Centuries of advances in chemistry and optics, including the invention of the camera obscura, set the stage for the world’s first photograph. He produced the photograph used a sliding wooden box camera with a silver and chalk mixture that darkened under exposure to light.
In 1826, French scientist Joseph Nicephore Niepce, took that photograph, titled View from the Window at Le Gras at his family’s country home.
Niépce produced his photo—a view of a courtyard and outbuildings seen from the house’s upstairs window—by exposing a bitumen-coated plate in a camera obscura for several hours on his windowsill.
The history of the camera can be traced back much further. Photographic cameras were a development of the camera obscura, a device dating back to the Book of Optics (1021) of the Iraqi Arab scientist Ibn al-Haytham (Alhacen), which uses a pinhole or lens to project an image of the scene outside onto a viewing surface.
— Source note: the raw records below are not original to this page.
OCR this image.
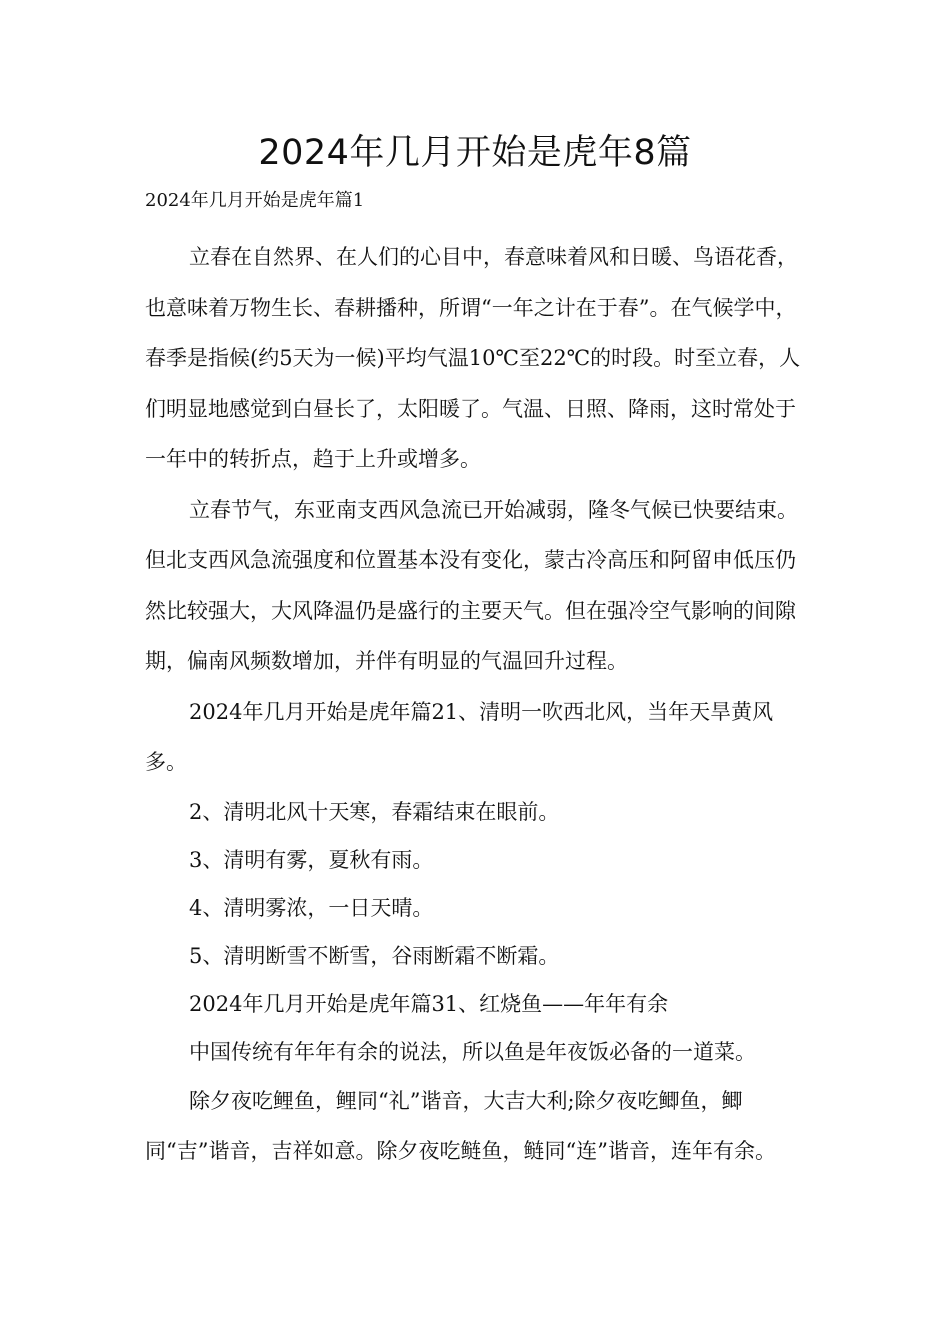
2024年几月开始是虎年8篇
2024年几月开始是虎年篇1

立春在自然界、在人们的心目中，春意味着风和日暖、鸟语花香，也意味着万物生长、春耕播种，所谓“一年之计在于春”。在气候学中，春季是指候(约5天为一候)平均气温10℃至22℃的时段。时至立春，人们明显地感觉到白昼长了，太阳暖了。气温、日照、降雨，这时常处于一年中的转折点，趋于上升或增多。

立春节气，东亚南支西风急流已开始减弱，隆冬气候已快要结束。但北支西风急流强度和位置基本没有变化，蒙古冷高压和阿留申低压仍然比较强大，大风降温仍是盛行的主要天气。但在强冷空气影响的间隙期，偏南风频数增加，并伴有明显的气温回升过程。

2024年几月开始是虎年篇21、清明一吹西北风，当年天旱黄风多。

2、清明北风十天寒，春霜结束在眼前。

3、清明有雾，夏秋有雨。

4、清明雾浓，一日天晴。

5、清明断雪不断雪，谷雨断霜不断霜。

2024年几月开始是虎年篇31、红烧鱼——年年有余

中国传统有年年有余的说法，所以鱼是年夜饭必备的一道菜。

除夕夜吃鲤鱼，鲤同“礼”谐音，大吉大利;除夕夜吃鲫鱼，鲫同“吉”谐音，吉祥如意。除夕夜吃鲢鱼，鲢同“连”谐音，连年有余。
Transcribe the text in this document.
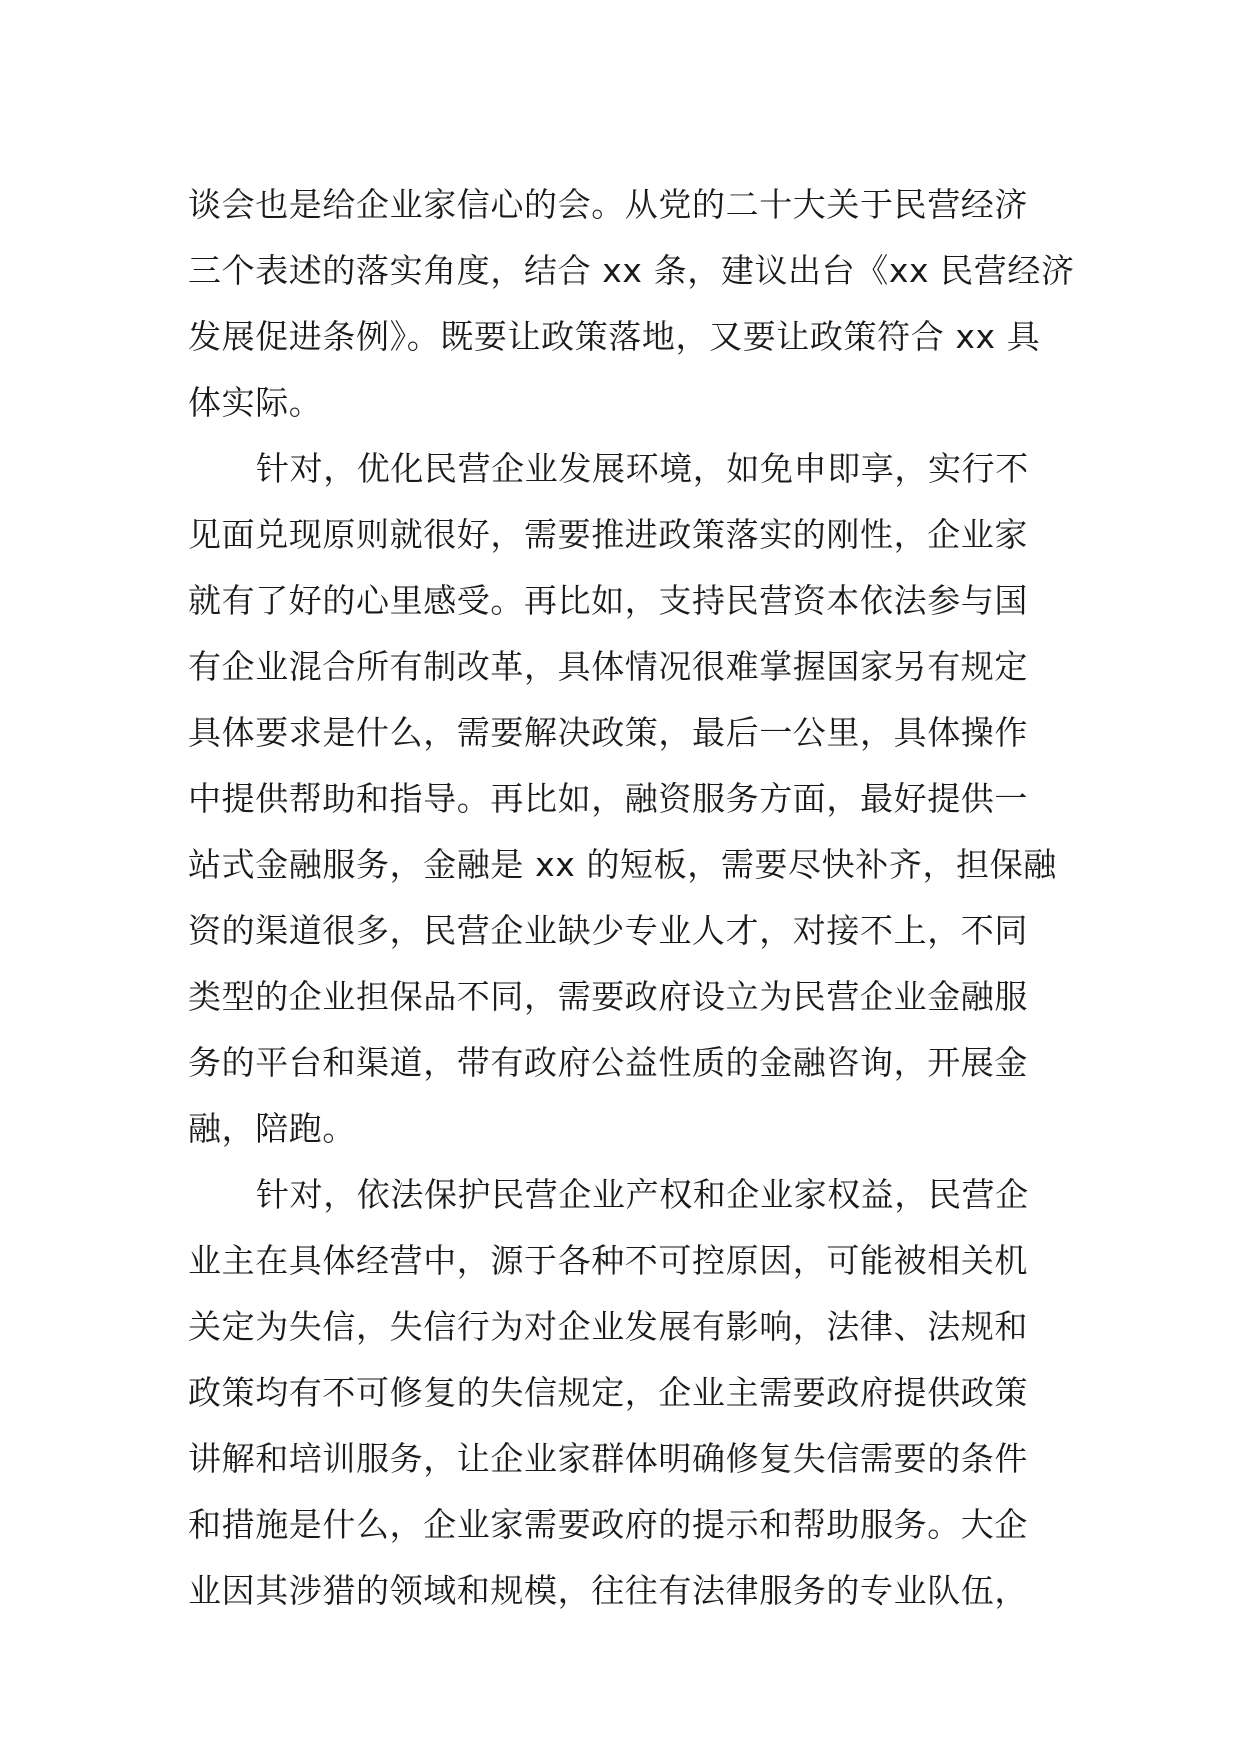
谈会也是给企业家信心的会。从党的二十大关于民营经济
三个表述的落实角度，结合 xx 条，建议出台《xx 民营经济
发展促进条例》。既要让政策落地，又要让政策符合 xx 具
体实际。
针对，优化民营企业发展环境，如免申即享，实行不
见面兑现原则就很好，需要推进政策落实的刚性，企业家
就有了好的心里感受。再比如，支持民营资本依法参与国
有企业混合所有制改革，具体情况很难掌握国家另有规定
具体要求是什么，需要解决政策，最后一公里，具体操作
中提供帮助和指导。再比如，融资服务方面，最好提供一
站式金融服务，金融是 xx 的短板，需要尽快补齐，担保融
资的渠道很多，民营企业缺少专业人才，对接不上，不同
类型的企业担保品不同，需要政府设立为民营企业金融服
务的平台和渠道，带有政府公益性质的金融咨询，开展金
融，陪跑。
针对，依法保护民营企业产权和企业家权益，民营企
业主在具体经营中，源于各种不可控原因，可能被相关机
关定为失信，失信行为对企业发展有影响，法律、法规和
政策均有不可修复的失信规定，企业主需要政府提供政策
讲解和培训服务，让企业家群体明确修复失信需要的条件
和措施是什么，企业家需要政府的提示和帮助服务。大企
业因其涉猎的领域和规模，往往有法律服务的专业队伍，
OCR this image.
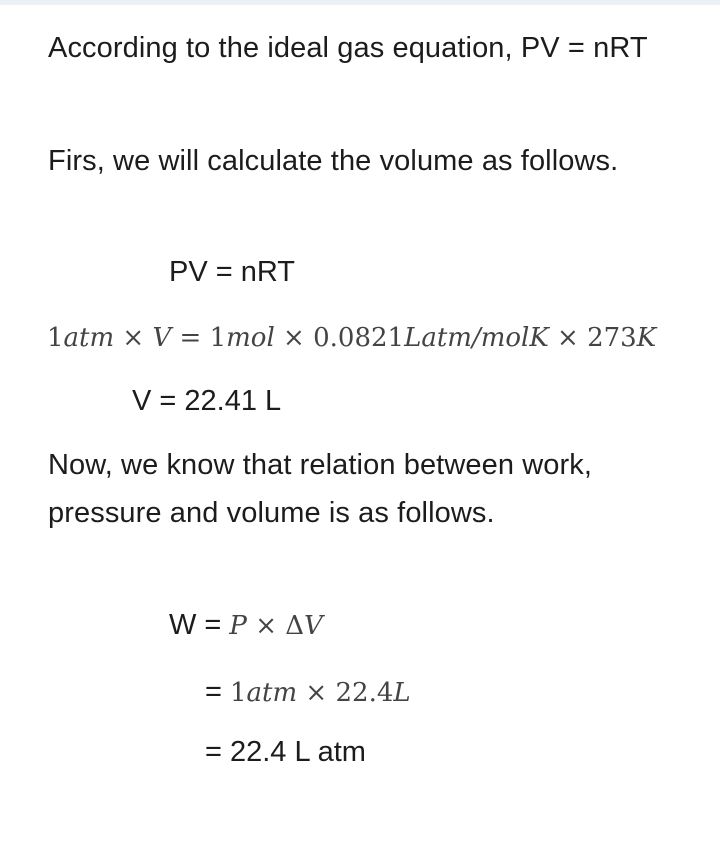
According to the ideal gas equation, PV = nRT

Firs, we will calculate the volume as follows.

PV = nRT
1atm × V = 1mol × 0.0821Latm/molK × 273K
V = 22.41 L

Now, we know that relation between work, pressure and volume is as follows.

W = P × ΔV
= 1atm × 22.4L
= 22.4 L atm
Before the invention of photographic lapel processes there was no way to preserve the images produced by these cameras apart from manually tracing them. The earliest cameras were room-sized, with space for one or more people inside; these gradually evolved into more and more compact models such as that by Niepce's time portable handheld cameras suitable for photography were readily available.
The first camera that was small and portable enough to be practical for photography was built by Johann Zahn in 1685, though it would be almost 150 years before such an application was possible.